The Quiet Girl Runs off at the Mouth but Can't Find the Right Words

PUBLISHED NOVEMBER 19, 2007

Peter Hoeg can’t be accused of lacking ambition. The Quiet Girl, the Danish novelist’s fifth novel, takes on a multitude of weighty spiritual and philosophical concerns in the form of a clunky political thriller that centers on an aging clown with intimacy issues and mystical acoustic powers. Yet, unlike his critically lauded earlier novels, the premise of The Quiet Girl turns out to be as dubious as it sounds.

The garbled plot goes something like this: Kasper Krone, the aforementioned aging clown, is called to aid an order of ass-kicking nuns in the search for missing children who also have vague supernatural powers. The novel’s title refers to the enigmatic silence that surrounds these children, which is unlike the ordinary psychological noise produced by everyone else. The kids are causing trouble for sinister Danish government agencies involved with real estate and natural disasters. Appearances are made by the usual suspects—the greedy capitalist villain, the humbly heroic policeman, and the wise, gnomic religious leaders.

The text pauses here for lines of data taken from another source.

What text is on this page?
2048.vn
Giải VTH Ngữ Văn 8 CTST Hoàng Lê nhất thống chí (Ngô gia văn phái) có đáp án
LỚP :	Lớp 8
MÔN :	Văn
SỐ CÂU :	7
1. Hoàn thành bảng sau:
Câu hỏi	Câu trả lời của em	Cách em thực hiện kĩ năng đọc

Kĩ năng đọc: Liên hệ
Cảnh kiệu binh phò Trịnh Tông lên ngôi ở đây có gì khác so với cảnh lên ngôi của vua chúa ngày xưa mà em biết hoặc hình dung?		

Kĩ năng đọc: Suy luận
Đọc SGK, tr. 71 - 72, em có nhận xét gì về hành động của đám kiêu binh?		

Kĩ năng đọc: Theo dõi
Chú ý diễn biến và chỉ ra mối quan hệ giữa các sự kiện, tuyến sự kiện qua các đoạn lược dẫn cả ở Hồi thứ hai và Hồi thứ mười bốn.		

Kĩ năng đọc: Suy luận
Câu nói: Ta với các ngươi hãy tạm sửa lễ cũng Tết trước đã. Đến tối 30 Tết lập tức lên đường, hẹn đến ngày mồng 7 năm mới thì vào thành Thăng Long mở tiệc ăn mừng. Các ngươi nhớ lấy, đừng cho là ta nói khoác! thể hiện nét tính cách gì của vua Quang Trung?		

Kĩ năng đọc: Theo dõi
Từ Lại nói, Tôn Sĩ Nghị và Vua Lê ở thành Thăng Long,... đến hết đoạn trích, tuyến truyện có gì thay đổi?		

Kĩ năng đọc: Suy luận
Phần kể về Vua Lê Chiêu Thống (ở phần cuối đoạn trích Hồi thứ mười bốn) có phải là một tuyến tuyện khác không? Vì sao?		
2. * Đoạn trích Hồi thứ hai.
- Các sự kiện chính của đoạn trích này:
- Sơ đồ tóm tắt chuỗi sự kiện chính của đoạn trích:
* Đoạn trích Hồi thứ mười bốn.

But this bureaucratic tangle is somewhat beside the point. Hoeg is more interested in a subplot concerning an ex-lover of Kasper’s and, unfortunately, in dispensing Kasper’s prodigious insights on everything from women (“femininity is an ocean; even if one has both a life jacket and a preserver, the risk of drowning is overwhelming”) to Africa, as embodied by a single nun referred to throughout only as “the African,” and memorably described by Kasper as sounding “exotic, like drums from a tropical jungle, and also deep breathing, like a blacksmith’s bellows.” Kasper utters gems like these on nearly every page, and it’s amusing until it becomes evident how seriously both Hoeg and his protagonist take these pseudo-profundities.

Hoeg uses his mystical conceit as an excuse for sluggish writing all too frequently. In just one example of many, Kasper repeatedly “hears compassion” in a room or person, and Hoeg seems to feel that this meager description suffices to make the clown’s talent come alive. But it’s that weary writing class axiom all over again—please, Mr. Hoeg, “show, don’t tell.”

Obviously the problem is not that Hoeg chose to inflect the novel with a kind of spiritual magical realism. That’s of course been done—and done well—by Bulgakov, Marquez, and Rushdie, to name a few. Hoeg simply hasn’t imbued his vision that essentially the whole world is one endless complex symphony constantly being created by “SheAlmighty” with enough life to make it as coherent and provocative as it sometimes hints it could be. Kasper tells his beloved that the self “exists only because your ears continue to isolate the same little refrain from the collected mass of sound ... again and again it plays our bank account numbers, our childhood memories, our PIN numbers, the sound of our mother’s and father’s voices.” The idea that the fragmentation of the world is illusory, that everything is complexly woven of the same fabric of reality, is not a new one, but Hoeg might have explored it in a more interesting way. Instead, after some 400 pages, Kasper’s “freak” talent feels too much like an empty quirk. No need to give the anti-climactic events of the last hundred pages away—suffice it to say that under the pressure of needing to hear the other side of “forty square feet of stainless-steel armor plate,” Kasper can, indeed, perform.

With a better translation and less bloated self-importance, Hoeg is a fascinating, agile writer. If only he had been less enamored of the psyche of his uber-macho, spiritual fool and instead focused on the subversive form and language notable in his previous works, The Quiet Girl might have had some truly wise things to say.